Imagine doing a raft of diagnostic tests from a finger prick of blood. This was the dream sold by billion-dollar blood-testing startup Theranos. The company claimed it could run over 200 tests on a few drops of blood, while the rest of the field was plodding along on only a few dozen such tests. Unfortunately, Theranos' claim turned out to be just that--a pipe dream.[illus. 1]

The debacle, which came to a head in late 2015 with the US Centers for Medicare and Medicaid Services (CMS) censuring Theranos, has heightened skepticism around the field of small-volume blood diagnostics, particularly products aimed at consumers. But the idea of recentering diagnostics on people, rather than using the widespread centralized diagnostic laboratory model, continues to gain traction. Investors are pumping money into startups chasing the holy grail of finger-prick diagnostics, and big players keep on acquiring innovators in the space. In November, San Diego-based Genalyte secured $36 million in financing for its blood-drop diagnostics; two months earlier, multinational Danaher announced the acquisition of Sunnyvale, California, diagnostics developer Cepheid. These are but the latest commercial players to chase the decades-long goal of measuring clinically relevant markers in a drop of blood.


Theranos founder Elizabeth Holmes, a well-connected 19-year-old Stanford University drop-out, claimed her company, launched in 2003, could do practically any diagnostic test on a few drops of blood from a finger prick.
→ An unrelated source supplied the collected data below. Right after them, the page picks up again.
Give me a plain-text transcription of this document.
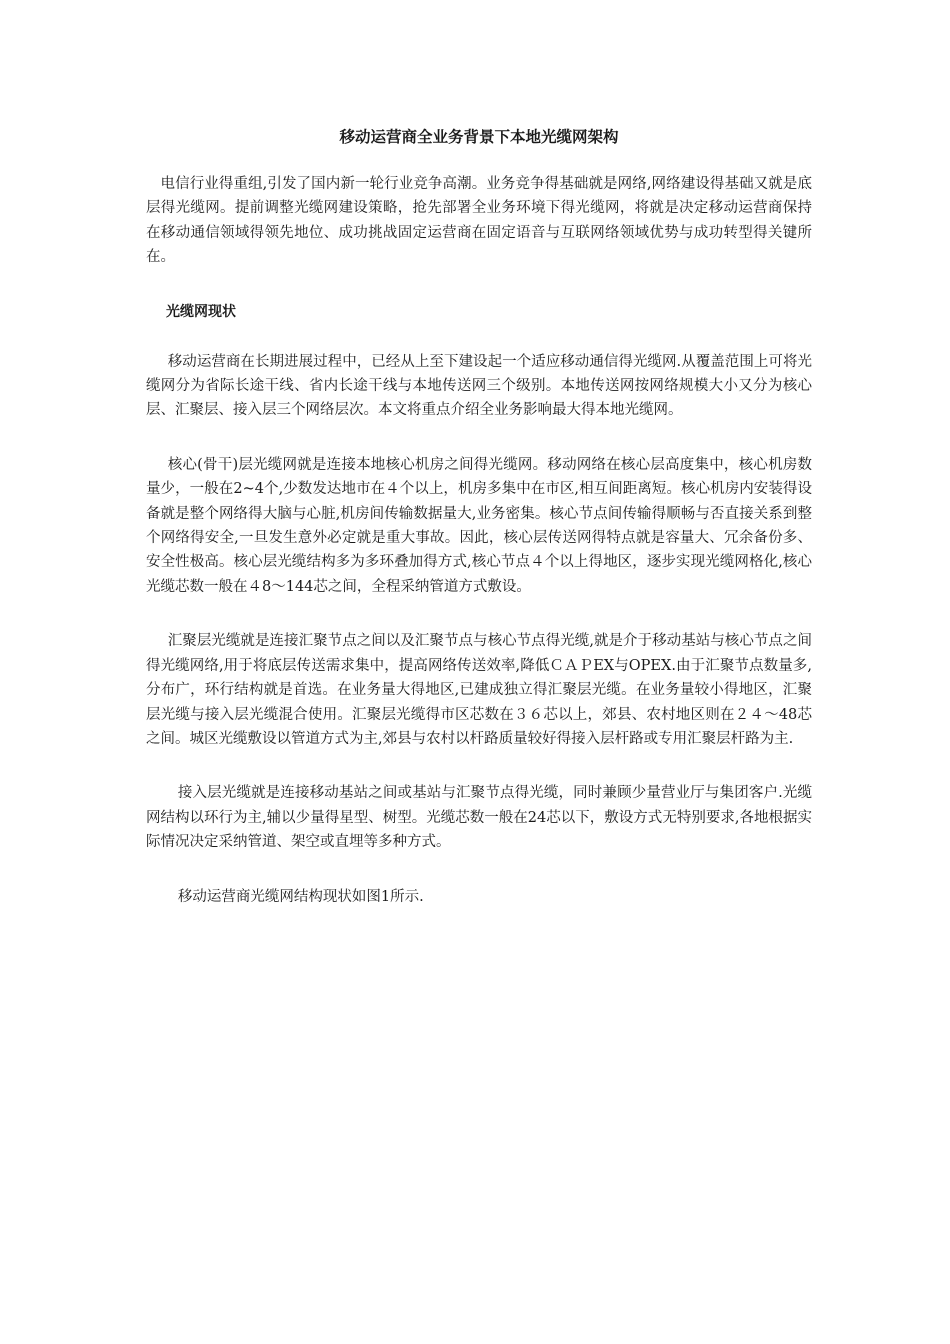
移动运营商全业务背景下本地光缆网架构

电信行业得重组,引发了国内新一轮行业竞争高潮。业务竞争得基础就是网络,网络建设得基础又就是底层得光缆网。提前调整光缆网建设策略，抢先部署全业务环境下得光缆网，将就是决定移动运营商保持在移动通信领域得领先地位、成功挑战固定运营商在固定语音与互联网络领域优势与成功转型得关键所在。

光缆网现状

移动运营商在长期进展过程中，已经从上至下建设起一个适应移动通信得光缆网.从覆盖范围上可将光缆网分为省际长途干线、省内长途干线与本地传送网三个级别。本地传送网按网络规模大小又分为核心层、汇聚层、接入层三个网络层次。本文将重点介绍全业务影响最大得本地光缆网。

核心(骨干)层光缆网就是连接本地核心机房之间得光缆网。移动网络在核心层高度集中，核心机房数量少，一般在2~4个,少数发达地市在４个以上，机房多集中在市区,相互间距离短。核心机房内安装得设备就是整个网络得大脑与心脏,机房间传输数据量大,业务密集。核心节点间传输得顺畅与否直接关系到整个网络得安全,一旦发生意外必定就是重大事故。因此，核心层传送网得特点就是容量大、冗余备份多、安全性极高。核心层光缆结构多为多环叠加得方式,核心节点４个以上得地区，逐步实现光缆网格化,核心光缆芯数一般在４8～144芯之间，全程采纳管道方式敷设。

汇聚层光缆就是连接汇聚节点之间以及汇聚节点与核心节点得光缆,就是介于移动基站与核心节点之间得光缆网络,用于将底层传送需求集中，提高网络传送效率,降低ＣＡＰEX与OPEX.由于汇聚节点数量多,分布广，环行结构就是首选。在业务量大得地区,已建成独立得汇聚层光缆。在业务量较小得地区，汇聚层光缆与接入层光缆混合使用。汇聚层光缆得市区芯数在３６芯以上，郊县、农村地区则在２４～48芯之间。城区光缆敷设以管道方式为主,郊县与农村以杆路质量较好得接入层杆路或专用汇聚层杆路为主.

接入层光缆就是连接移动基站之间或基站与汇聚节点得光缆，同时兼顾少量营业厅与集团客户.光缆网结构以环行为主,辅以少量得星型、树型。光缆芯数一般在24芯以下，敷设方式无特别要求,各地根据实际情况决定采纳管道、架空或直埋等多种方式。

移动运营商光缆网结构现状如图1所示.
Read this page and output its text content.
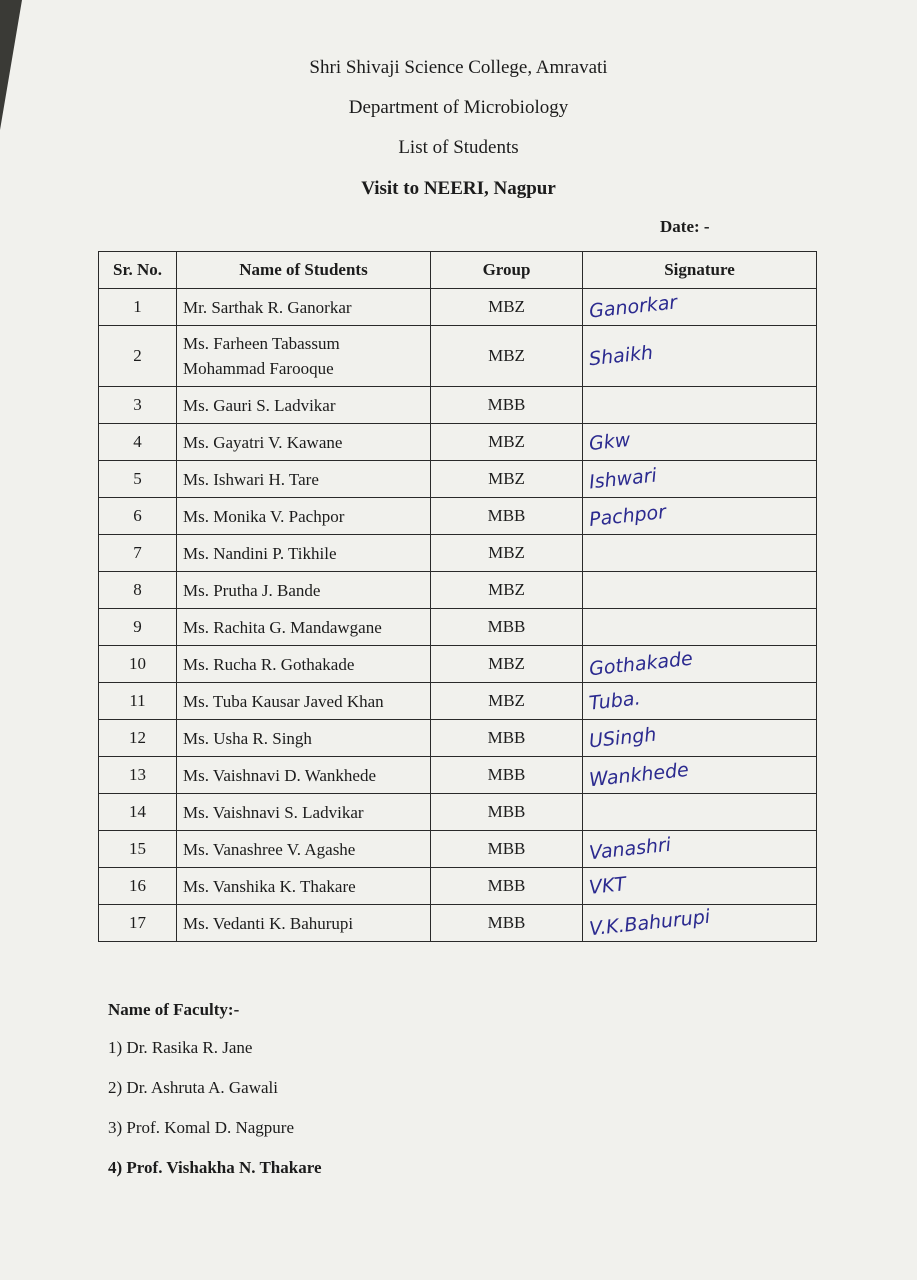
Shri Shivaji Science College, Amravati
Department of Microbiology
List of Students
Visit to NEERI, Nagpur
Date: -
Sr. No.	Name of Students	Group	Signature
1	Mr. Sarthak R. Ganorkar	MBZ	Ganorkar
2	Ms. Farheen Tabassum Mohammad Farooque	MBZ	Shaikh
3	Ms. Gauri S. Ladvikar	MBB	
4	Ms. Gayatri V. Kawane	MBZ	Gkw
5	Ms. Ishwari H. Tare	MBZ	Ishwari
6	Ms. Monika V. Pachpor	MBB	Pachpor
7	Ms. Nandini P. Tikhile	MBZ	
8	Ms. Prutha J. Bande	MBZ	
9	Ms. Rachita G. Mandawgane	MBB	
10	Ms. Rucha R. Gothakade	MBZ	Gothakade
11	Ms. Tuba Kausar Javed Khan	MBZ	Tuba.
12	Ms. Usha R. Singh	MBB	USingh
13	Ms. Vaishnavi D. Wankhede	MBB	Wankhede
14	Ms. Vaishnavi S. Ladvikar	MBB	
15	Ms. Vanashree V. Agashe	MBB	Vanashri
16	Ms. Vanshika K. Thakare	MBB	VKT
17	Ms. Vedanti K. Bahurupi	MBB	V.K.Bahurupi
Name of Faculty:-
1) Dr. Rasika R. Jane
2) Dr. Ashruta A. Gawali
3) Prof. Komal D. Nagpure
4) Prof. Vishakha N. Thakare
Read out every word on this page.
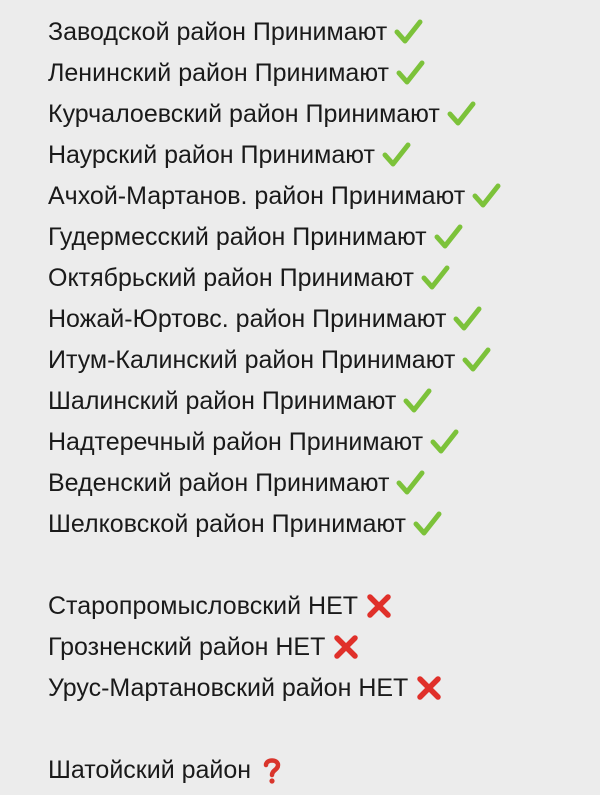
Заводской район Принимают
Ленинский район Принимают
Курчалоевский район Принимают
Наурский район Принимают
Ачхой-Мартанов. район Принимают
Гудермесский район Принимают
Октябрьский район Принимают
Ножай-Юртовс. район Принимают
Итум-Калинский район Принимают
Шалинский район Принимают
Надтеречный район Принимают
Веденский район Принимают
Шелковской район Принимают
Старопромысловский НЕТ
Грозненский район НЕТ
Урус-Мартановский район НЕТ
Шатойский район
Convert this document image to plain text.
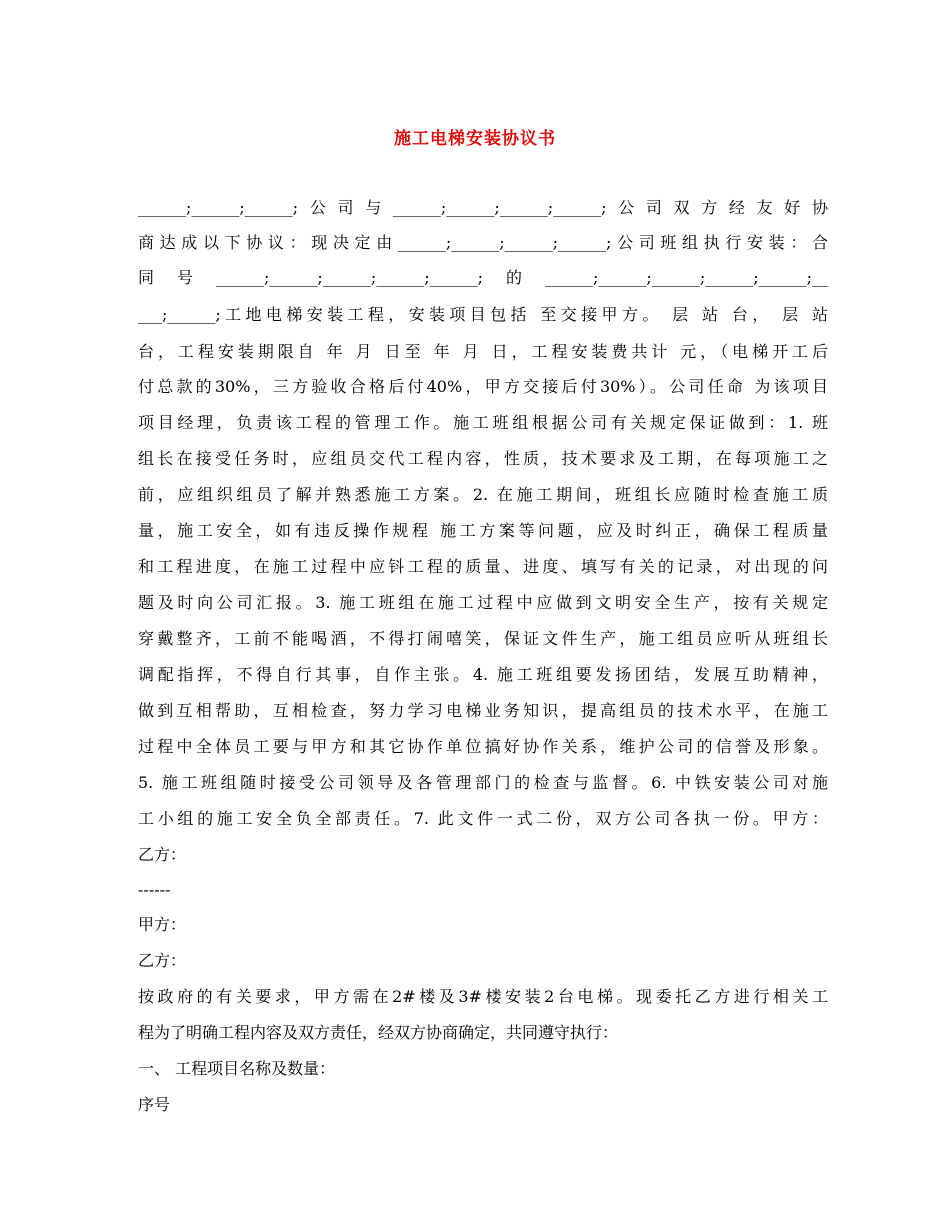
施工电梯安装协议书
______;______;______;公司与______;______;______;______;公司双方经友好协
商达成以下协议：现决定由______;______;______;______;公司班组执行安装：合
同号______;______;______;______;______;的______;______;______;______;______;__
___;______;工地电梯安装工程，安装项目包括 至交接甲方。 层 站 台， 层 站
台，工程安装期限自 年 月 日至 年 月 日，工程安装费共计 元，（电梯开工后
付总款的30%，三方验收合格后付40%，甲方交接后付30%）。公司任命 为该项目
项目经理，负责该工程的管理工作。施工班组根据公司有关规定保证做到：1. 班
组长在接受任务时，应组员交代工程内容，性质，技术要求及工期，在每项施工之
前，应组织组员了解并熟悉施工方案。2. 在施工期间，班组长应随时检查施工质
量，施工安全，如有违反操作规程 施工方案等问题，应及时纠正，确保工程质量
和工程进度，在施工过程中应钭工程的质量、进度、填写有关的记录，对出现的问
题及时向公司汇报。3. 施工班组在施工过程中应做到文明安全生产，按有关规定
穿戴整齐，工前不能喝酒，不得打闹嘻笑，保证文件生产，施工组员应听从班组长
调配指挥，不得自行其事，自作主张。4. 施工班组要发扬团结，发展互助精神，
做到互相帮助，互相检查，努力学习电梯业务知识，提高组员的技术水平，在施工
过程中全体员工要与甲方和其它协作单位搞好协作关系，维护公司的信誉及形象。
5. 施工班组随时接受公司领导及各管理部门的检查与监督。6. 中铁安装公司对施
工小组的施工安全负全部责任。7. 此文件一式二份，双方公司各执一份。甲方：
乙方：
------
甲方：
乙方：
按政府的有关要求，甲方需在2#楼及3#楼安装2台电梯。现委托乙方进行相关工
程为了明确工程内容及双方责任，经双方协商确定，共同遵守执行：
一、 工程项目名称及数量：
序号
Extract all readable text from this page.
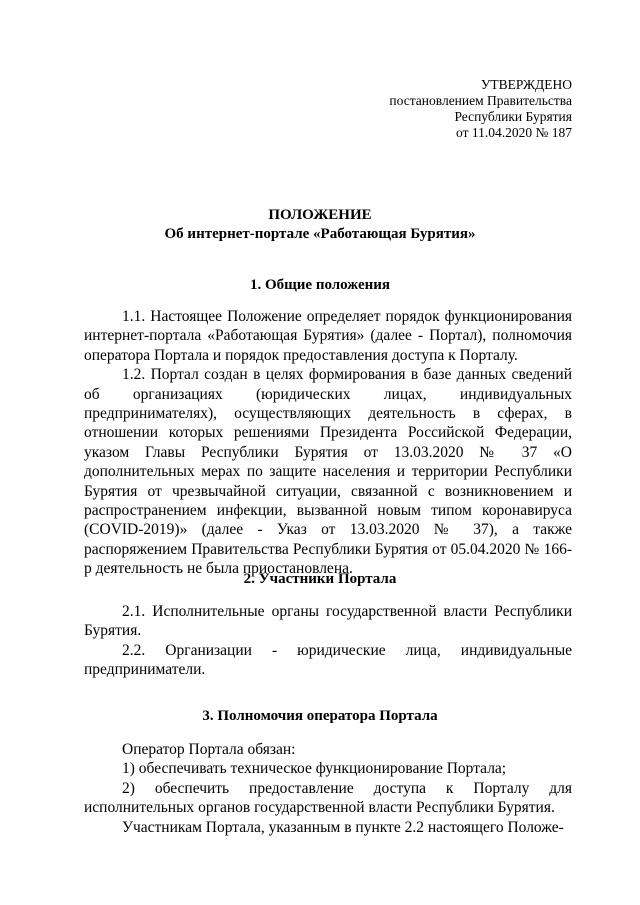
УТВЕРЖДЕНО
постановлением Правительства
Республики Бурятия
от 11.04.2020 № 187
ПОЛОЖЕНИЕ
Об интернет-портале «Работающая Бурятия»
1. Общие положения

1.1. Настоящее Положение определяет порядок функционирования интернет-портала «Работающая Бурятия» (далее - Портал), полномочия оператора Портала и порядок предоставления доступа к Порталу.

1.2. Портал создан в целях формирования в базе данных сведений об организациях (юридических лицах, индивидуальных предпринимателях), осуществляющих деятельность в сферах, в отношении которых решениями Президента Российской Федерации, указом Главы Республики Бурятия от 13.03.2020 № 37 «О дополнительных мерах по защите населения и территории Республики Бурятия от чрезвычайной ситуации, связанной с возникновением и распространением инфекции, вызванной новым типом коронавируса (COVID-2019)» (далее - Указ от 13.03.2020 № 37), а также распоряжением Правительства Республики Бурятия от 05.04.2020 № 166-р деятельность не была приостановлена.

2. Участники Портала

2.1. Исполнительные органы государственной власти Республики Бурятия.

2.2. Организации - юридические лица, индивидуальные предприниматели.

3. Полномочия оператора Портала

Оператор Портала обязан:

1) обеспечивать техническое функционирование Портала;

2) обеспечить предоставление доступа к Порталу для исполнительных органов государственной власти Республики Бурятия.

Участникам Портала, указанным в пункте 2.2 настоящего Положе-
Yet while the company grew to a valuation of $9 billion, courting breathless media coverage and TED talks, skepticism grew at the company's refusal to disclose details on how its platform worked. "They never shared their data with the scientific community," says Ralph Weissleder, director of the center for systems biology at Massachusetts General Hospital in Boston. "They were extremely evasive." Members of the research community grew increasingly suspicious, as did Theranos' own employees.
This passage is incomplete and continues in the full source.